Jörg Steinbach (links) und Jochen Becker (rechts) gratulieren dem künftigen LPR-Direktor Prof. Dr. Murad Erdemir zur Wahl - Foto: LPR
Bei der Hessischen
Landesanstalt für den privaten Rundfunk und neue Medien (LPR) in Kassel wird mit dem Jahreswechsel 2022/23 auch ein Wechsel im Amt des Direktors über die Bühne gehen. Auf der Sitzung der LPR-Versammlung vom 4. Juli 2022 ist
Prof. Dr. Murad Erdemir zum neuen Direktor gewählt worden. Der 55-jährige Jurist folgt auf
Jochen Becker, der Ende 2022 in den Ruhestand geht. Gemäß der gesetzlichen Bestimmungen ist die Stelle des LPR-Direktors unbefristet. Sie war zuvor bundesweit ausgeschrieben worden.

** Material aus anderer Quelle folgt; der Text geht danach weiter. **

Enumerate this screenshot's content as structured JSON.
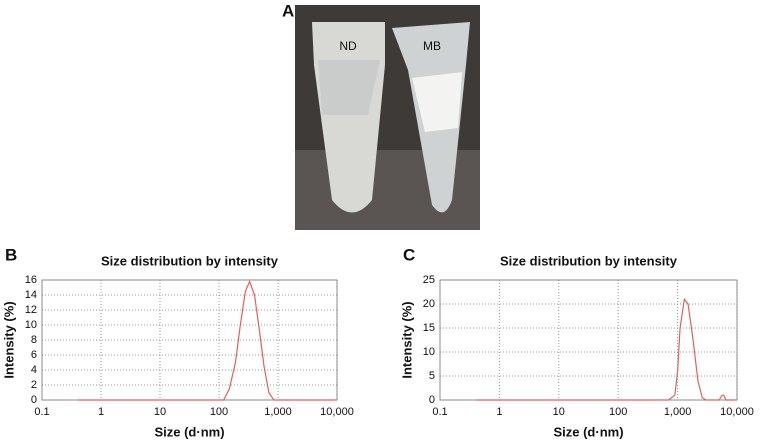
{
  "panel_a": {
    "label": "A",
    "tube_labels": [
      "ND",
      "MB"
    ]
  },
  "chart_data": [
    {
      "type": "line",
      "panel_label": "B",
      "title": "Size distribution by intensity",
      "x_label": "Size (d·nm)",
      "y_label": "Intensity (%)",
      "log_x": true,
      "grid": true,
      "color": "#e06060",
      "x": [
        0.4,
        120,
        150,
        190,
        230,
        280,
        330,
        400,
        480,
        580,
        700,
        850,
        10000
      ],
      "values": [
        0,
        0,
        1.5,
        5,
        10,
        14.5,
        15.8,
        14,
        9.5,
        4.5,
        1,
        0,
        0
      ],
      "xlim": [
        0.1,
        10000
      ],
      "xticks": [
        0.1,
        1,
        10,
        100,
        {
          "value": 1000,
          "label": "1,000"
        },
        {
          "value": 10000,
          "label": "10,000"
        }
      ],
      "ylim": [
        0,
        16
      ],
      "yticks": [
        0,
        2,
        4,
        6,
        8,
        10,
        12,
        14,
        16
      ]
    },
    {
      "type": "line",
      "panel_label": "C",
      "title": "Size distribution by intensity",
      "x_label": "Size (d·nm)",
      "y_label": "Intensity (%)",
      "log_x": true,
      "grid": true,
      "color": "#e06060",
      "x": [
        0.4,
        700,
        900,
        1000,
        1100,
        1300,
        1500,
        1800,
        2200,
        2600,
        3000,
        5000,
        5600,
        6000,
        6500,
        10000
      ],
      "values": [
        0,
        0,
        1,
        6,
        15,
        21,
        20,
        13,
        4,
        0.5,
        0,
        0,
        1,
        1,
        0,
        0
      ],
      "xlim": [
        0.1,
        10000
      ],
      "xticks": [
        0.1,
        1,
        10,
        100,
        {
          "value": 1000,
          "label": "1,000"
        },
        {
          "value": 10000,
          "label": "10,000"
        }
      ],
      "ylim": [
        0,
        25
      ],
      "yticks": [
        0,
        5,
        10,
        15,
        20,
        25
      ]
    }
  ]
}
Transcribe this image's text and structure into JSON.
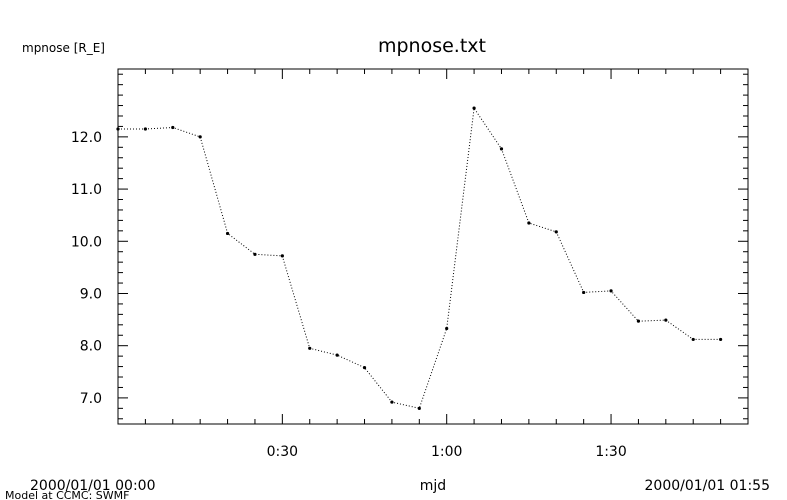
{
  "chart_data": {
    "type": "line",
    "title": "mpnose.txt",
    "ylabel": "mpnose [R_E]",
    "xlabel": "mjd",
    "x_start_label": "2000/01/01 00:00",
    "x_end_label": "2000/01/01 01:55",
    "credit": "Model at CCMC: SWMF",
    "x_unit": "minutes",
    "xlim": [
      0,
      115
    ],
    "ylim": [
      6.5,
      13.3
    ],
    "x_ticks": [
      {
        "value": 30,
        "label": "0:30"
      },
      {
        "value": 60,
        "label": "1:00"
      },
      {
        "value": 90,
        "label": "1:30"
      }
    ],
    "y_ticks": [
      {
        "value": 7.0,
        "label": "7.0"
      },
      {
        "value": 8.0,
        "label": "8.0"
      },
      {
        "value": 9.0,
        "label": "9.0"
      },
      {
        "value": 10.0,
        "label": "10.0"
      },
      {
        "value": 11.0,
        "label": "11.0"
      },
      {
        "value": 12.0,
        "label": "12.0"
      }
    ],
    "x_minor_step": 5,
    "y_minor_step": 0.2,
    "grid": false,
    "line_style": "dotted",
    "series": [
      {
        "x": [
          0,
          5,
          10,
          15,
          20,
          25,
          30,
          35,
          40,
          45,
          50,
          55,
          60,
          65,
          70,
          75,
          80,
          85,
          90,
          95,
          100,
          105,
          110
        ],
        "values": [
          12.15,
          12.15,
          12.18,
          12.0,
          10.15,
          9.75,
          9.72,
          7.95,
          7.82,
          7.58,
          6.92,
          6.8,
          8.33,
          12.55,
          11.77,
          10.35,
          10.18,
          9.02,
          9.05,
          8.47,
          8.49,
          8.12,
          8.12
        ]
      }
    ]
  }
}
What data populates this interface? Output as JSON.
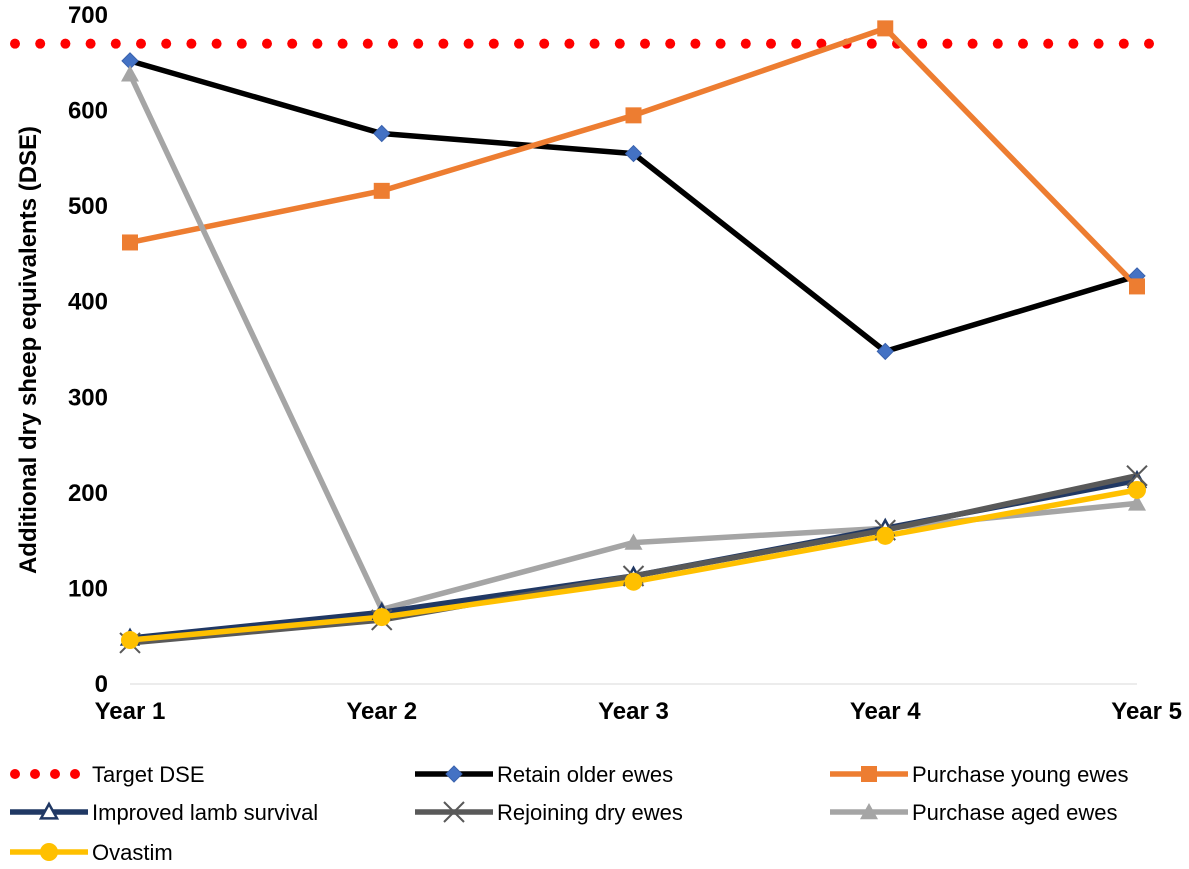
{
  "chart_data": {
    "type": "line",
    "title": "",
    "xlabel": "",
    "ylabel": "Additional dry sheep equivalents (DSE)",
    "ylim": [
      0,
      700
    ],
    "y_ticks": [
      "0",
      "100",
      "200",
      "300",
      "400",
      "500",
      "600",
      "700"
    ],
    "categories": [
      "Year 1",
      "Year 2",
      "Year 3",
      "Year 4",
      "Year 5"
    ],
    "grid": false,
    "legend_position": "bottom",
    "series": [
      {
        "name": "Target DSE",
        "values": [
          670,
          670,
          670,
          670,
          670
        ],
        "color": "#ff0000",
        "style": "dotted",
        "marker": "none"
      },
      {
        "name": "Retain older ewes",
        "values": [
          652,
          576,
          555,
          348,
          427
        ],
        "color": "#000000",
        "style": "solid",
        "marker": "diamond",
        "marker_color": "#4472c4"
      },
      {
        "name": "Purchase young ewes",
        "values": [
          462,
          516,
          595,
          686,
          416
        ],
        "color": "#ed7d31",
        "style": "solid",
        "marker": "square",
        "marker_color": "#ed7d31"
      },
      {
        "name": "Improved lamb survival",
        "values": [
          48,
          75,
          113,
          163,
          213
        ],
        "color": "#203864",
        "style": "solid",
        "marker": "triangle-open",
        "marker_color": "#203864"
      },
      {
        "name": "Rejoining dry ewes",
        "values": [
          43,
          67,
          113,
          161,
          218
        ],
        "color": "#595959",
        "style": "solid",
        "marker": "x",
        "marker_color": "#595959"
      },
      {
        "name": "Purchase aged ewes",
        "values": [
          638,
          78,
          148,
          163,
          189
        ],
        "color": "#a5a5a5",
        "style": "solid",
        "marker": "triangle",
        "marker_color": "#a5a5a5"
      },
      {
        "name": "Ovastim",
        "values": [
          46,
          70,
          107,
          155,
          203
        ],
        "color": "#ffc000",
        "style": "solid",
        "marker": "circle",
        "marker_color": "#ffc000"
      }
    ]
  }
}
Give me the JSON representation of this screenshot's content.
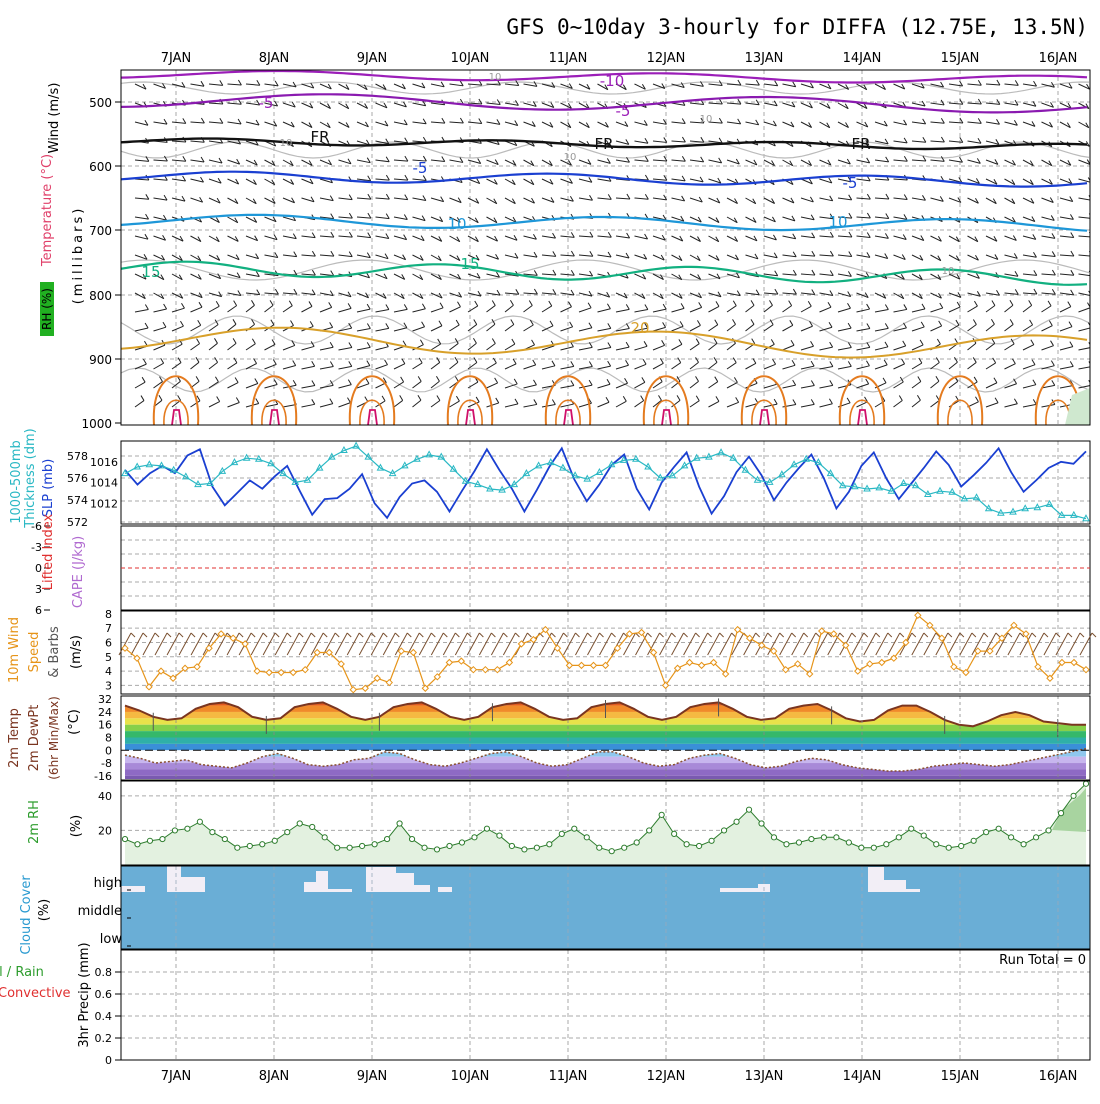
{
  "title": "GFS 0~10day 3-hourly for DIFFA (12.75E, 13.5N)",
  "dates": [
    "7JAN",
    "8JAN",
    "9JAN",
    "10JAN",
    "11JAN",
    "12JAN",
    "13JAN",
    "14JAN",
    "15JAN",
    "16JAN"
  ],
  "colors": {
    "grid": "#aaaaaa",
    "slp": "#1a3fd1",
    "thickness": "#2ab8c4",
    "wind": "#e69419",
    "rh": "#2e9d2e",
    "lifted": "#e03030",
    "cape": "#b06ad0",
    "cloud": "#6aaed6",
    "tempLine": "#7a3520"
  },
  "panels": {
    "upper": {
      "label_wind": "Wind (m/s)",
      "label_temp": "Temperature (°C)",
      "label_rh": "RH (%)",
      "label_mb": "(millibars)",
      "yticks": [
        "500",
        "600",
        "700",
        "800",
        "900",
        "1000"
      ],
      "contour_labels": [
        "-10",
        "-5",
        "-5",
        "FR",
        "FR",
        "FR",
        "-5",
        "-5",
        "10",
        "10",
        "15",
        "15",
        "20",
        "10",
        "10",
        "10",
        "10",
        "10"
      ]
    },
    "slp": {
      "label_thick": "Thickness (dm)",
      "label_thick2": "1000-500mb",
      "label_slp": "SLP (mb)",
      "thick_ticks": [
        "578",
        "576",
        "574",
        "572"
      ],
      "slp_ticks": [
        "1016",
        "1014",
        "1012"
      ]
    },
    "li": {
      "label_li": "Lifted Index",
      "label_cape": "CAPE (J/kg)",
      "ticks": [
        "-6",
        "-3",
        "0",
        "3",
        "6"
      ]
    },
    "wind10": {
      "label1": "10m Wind",
      "label2": "Speed",
      "label3": "& Barbs",
      "label4": "(m/s)",
      "ticks": [
        "8",
        "7",
        "6",
        "5",
        "4",
        "3"
      ]
    },
    "temp2m": {
      "label1": "2m Temp",
      "label2": "2m DewPt",
      "label3": "(6hr Min/Max)",
      "label4": "(°C)",
      "ticks": [
        "32",
        "24",
        "16",
        "8",
        "0",
        "-8",
        "-16"
      ]
    },
    "rh2m": {
      "label1": "2m RH",
      "label2": "(%)",
      "ticks": [
        "40",
        "20"
      ]
    },
    "cloud": {
      "label1": "Cloud Cover",
      "label2": "(%)",
      "levels": [
        "high",
        "middle",
        "low"
      ]
    },
    "precip": {
      "label1": "tal / Rain",
      "label2": "Convective",
      "label3": "3hr Precip (mm)",
      "run_total": "Run Total = 0",
      "ticks": [
        "0.8",
        "0.6",
        "0.4",
        "0.2",
        "0"
      ]
    }
  },
  "chart_data": [
    {
      "type": "line",
      "title": "1000-500mb Thickness (dm) / SLP (mb)",
      "series": [
        {
          "name": "SLP (mb)",
          "values": [
            1015.2,
            1013.8,
            1014.9,
            1015.6,
            1014.9,
            1016.6,
            1017.2,
            1013.6,
            1011.8,
            1013.0,
            1014.2,
            1013.4,
            1014.6,
            1015.6,
            1013.2,
            1010.9,
            1012.4,
            1012.5,
            1013.4,
            1014.8,
            1012.0,
            1010.6,
            1012.6,
            1013.9,
            1014.2,
            1013.1,
            1011.2,
            1013.2,
            1015.1,
            1017.2,
            1015.2,
            1013.4,
            1011.2,
            1013.3,
            1015.5,
            1017.3,
            1014.3,
            1012.2,
            1013.8,
            1015.7,
            1016.7,
            1013.4,
            1011.4,
            1014.0,
            1015.5,
            1016.9,
            1013.6,
            1011.0,
            1012.7,
            1015.0,
            1016.5,
            1014.7,
            1012.3,
            1014.0,
            1015.4,
            1016.7,
            1014.4,
            1011.5,
            1013.1,
            1015.6,
            1016.9,
            1014.4,
            1012.4,
            1013.9,
            1015.4,
            1017.0,
            1015.7,
            1013.6,
            1014.7,
            1015.9,
            1017.3,
            1015.0,
            1013.1,
            1014.2,
            1015.4,
            1016.0,
            1015.8,
            1017.0
          ]
        },
        {
          "name": "Thickness (dm)",
          "values": [
            576.4,
            577.0,
            577.2,
            577.1,
            576.7,
            576.1,
            575.4,
            575.5,
            576.6,
            577.4,
            577.8,
            577.7,
            577.3,
            576.4,
            575.6,
            575.8,
            576.9,
            577.9,
            578.5,
            578.9,
            577.9,
            576.9,
            576.4,
            577.1,
            577.7,
            578.1,
            577.9,
            576.8,
            575.7,
            575.4,
            575.0,
            574.9,
            575.4,
            576.4,
            577.1,
            577.4,
            576.9,
            576.2,
            575.9,
            576.5,
            577.2,
            577.6,
            577.7,
            577.0,
            576.0,
            576.2,
            577.1,
            577.8,
            577.9,
            578.3,
            577.8,
            576.7,
            575.8,
            575.6,
            576.3,
            577.2,
            577.7,
            577.4,
            576.4,
            575.3,
            575.2,
            575.0,
            575.1,
            574.8,
            575.5,
            575.3,
            574.5,
            574.8,
            574.7,
            574.1,
            574.2,
            573.2,
            572.8,
            572.9,
            573.2,
            573.3,
            573.6,
            572.6,
            572.6,
            572.3
          ]
        }
      ],
      "ylim": [
        1010,
        1018
      ]
    },
    {
      "type": "line",
      "title": "10m Wind Speed (m/s)",
      "series": [
        {
          "name": "10m Wind Speed",
          "values": [
            5.6,
            4.9,
            2.9,
            4.0,
            3.5,
            4.2,
            4.3,
            5.6,
            6.6,
            6.3,
            5.9,
            4.0,
            3.9,
            3.9,
            3.9,
            4.1,
            5.3,
            5.3,
            4.5,
            2.7,
            2.8,
            3.5,
            3.2,
            5.4,
            5.3,
            2.8,
            3.6,
            4.6,
            4.7,
            4.1,
            4.1,
            4.1,
            4.6,
            5.9,
            6.2,
            6.9,
            5.6,
            4.4,
            4.4,
            4.4,
            4.4,
            5.6,
            6.6,
            6.7,
            5.3,
            3.0,
            4.2,
            4.6,
            4.4,
            4.6,
            3.8,
            6.9,
            6.3,
            5.8,
            5.4,
            4.1,
            4.5,
            3.8,
            6.8,
            6.6,
            5.8,
            4.0,
            4.5,
            4.6,
            4.9,
            6.0,
            7.9,
            7.2,
            6.3,
            4.3,
            3.9,
            5.4,
            5.4,
            6.3,
            7.2,
            6.6,
            4.3,
            3.5,
            4.6,
            4.6,
            4.1
          ]
        }
      ],
      "ylim": [
        3,
        8
      ]
    },
    {
      "type": "area",
      "title": "2m Temp / 2m DewPt (°C)",
      "series": [
        {
          "name": "2m Temp",
          "values": [
            28,
            25,
            21,
            19,
            20,
            26,
            29,
            30,
            27,
            21,
            19,
            20,
            27,
            29,
            30,
            26,
            21,
            19,
            21,
            27,
            29,
            30,
            26,
            21,
            19,
            21,
            27,
            29,
            30,
            26,
            21,
            19,
            20,
            27,
            29,
            30,
            26,
            21,
            19,
            21,
            27,
            29,
            30,
            26,
            21,
            19,
            20,
            26,
            28,
            29,
            25,
            20,
            18,
            19,
            25,
            28,
            28,
            24,
            19,
            16,
            15,
            18,
            22,
            24,
            22,
            18,
            17,
            16,
            16
          ]
        },
        {
          "name": "2m DewPt",
          "values": [
            -3,
            -5,
            -8,
            -7,
            -6,
            -9,
            -10,
            -11,
            -8,
            -4,
            -2,
            -5,
            -9,
            -10,
            -9,
            -6,
            -5,
            -1,
            -2,
            -6,
            -9,
            -10,
            -8,
            -5,
            -2,
            -1,
            -4,
            -8,
            -10,
            -9,
            -5,
            -1,
            -1,
            -4,
            -8,
            -10,
            -9,
            -5,
            -3,
            -2,
            -5,
            -9,
            -11,
            -10,
            -7,
            -5,
            -6,
            -9,
            -11,
            -12,
            -13,
            -13,
            -12,
            -10,
            -9,
            -8,
            -9,
            -10,
            -9,
            -7,
            -5,
            -3,
            -1,
            1
          ]
        }
      ],
      "ylim": [
        -16,
        32
      ]
    },
    {
      "type": "area",
      "title": "2m RH (%)",
      "series": [
        {
          "name": "2m RH",
          "values": [
            15,
            12,
            14,
            15,
            20,
            21,
            25,
            19,
            15,
            10,
            11,
            12,
            14,
            19,
            24,
            22,
            16,
            10,
            10,
            11,
            12,
            15,
            24,
            15,
            10,
            9,
            11,
            13,
            16,
            21,
            17,
            11,
            9,
            10,
            12,
            18,
            21,
            16,
            10,
            8,
            10,
            13,
            20,
            29,
            18,
            12,
            11,
            14,
            20,
            25,
            32,
            24,
            16,
            12,
            13,
            15,
            16,
            16,
            13,
            10,
            10,
            12,
            16,
            21,
            17,
            12,
            10,
            11,
            14,
            19,
            21,
            16,
            12,
            16,
            20,
            30,
            40,
            47
          ]
        }
      ],
      "ylim": [
        0,
        48
      ]
    },
    {
      "type": "line",
      "title": "3hr Precip (mm)",
      "series": [
        {
          "name": "3hr Precip",
          "values": [
            0,
            0,
            0,
            0,
            0,
            0,
            0,
            0,
            0,
            0
          ]
        }
      ],
      "ylim": [
        0,
        1
      ]
    }
  ]
}
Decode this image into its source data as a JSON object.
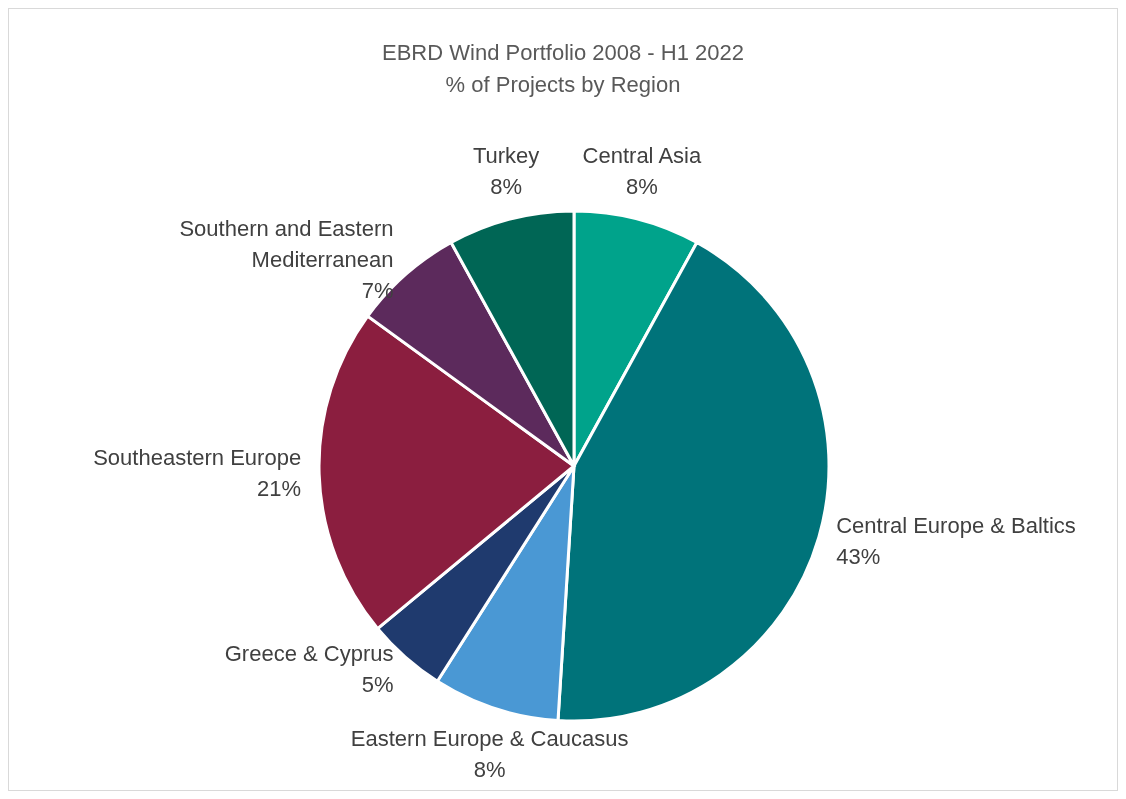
{
  "chart_data": {
    "type": "pie",
    "title": "EBRD Wind Portfolio 2008 - H1 2022",
    "subtitle": "% of Projects by Region",
    "categories": [
      "Central Asia",
      "Central Europe & Baltics",
      "Eastern Europe & Caucasus",
      "Greece & Cyprus",
      "Southeastern Europe",
      "Southern and Eastern Mediterranean",
      "Turkey"
    ],
    "values": [
      8,
      43,
      8,
      5,
      21,
      7,
      8
    ],
    "value_labels": [
      "8%",
      "43%",
      "8%",
      "5%",
      "21%",
      "7%",
      "8%"
    ],
    "colors": [
      "#00a38b",
      "#00737a",
      "#4a98d4",
      "#1f3a6e",
      "#8b1e3f",
      "#5c2a5c",
      "#006655"
    ],
    "legend": false
  }
}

Der gebürtige Frankfurter gehört der Medienanstalt Hessen seit 1999 an und war dabei seit 2001 als Justiziar und seit 2014 zudem als stellvertretender Direktor tätig. Überdies hat der promovierte Jurist seit 2013 eine Honorarprofessur für Medienrecht an der Georg-August-Universität Göttingen inne. Im Rahmen seiner Tätigkeit für die Medienanstalt Hessen hat Prof. Dr. Erdemir u. a. einen besonderen Schwerpunkt auf das Zusammenspiel des präventiven mit dem gesetzlichen Jugendmedienschutz gelegt.
Jörg Steinbach, Vorsitzender der 30 Mitglieder zählenden LPR-Versammlung: "Herr Prof. Erdemir ist eine motivierende und integrierende Führungspersönlichkeit mit klaren Vorstellungen für die Zukunft der Landesmedienanstalt. Es gelingt ihm in bemerkenswerter Weise, die Erfordernisse einer effektiven Medienregulierung und der Wahrung der Medienfreiheit in Ausgleich zu bringen. In der Position des stellvertretenden Direktors der LPR Hessen hat er in der Vergangenheit gemeinsam mit Joachim Becker herausragende Arbeit geleistet."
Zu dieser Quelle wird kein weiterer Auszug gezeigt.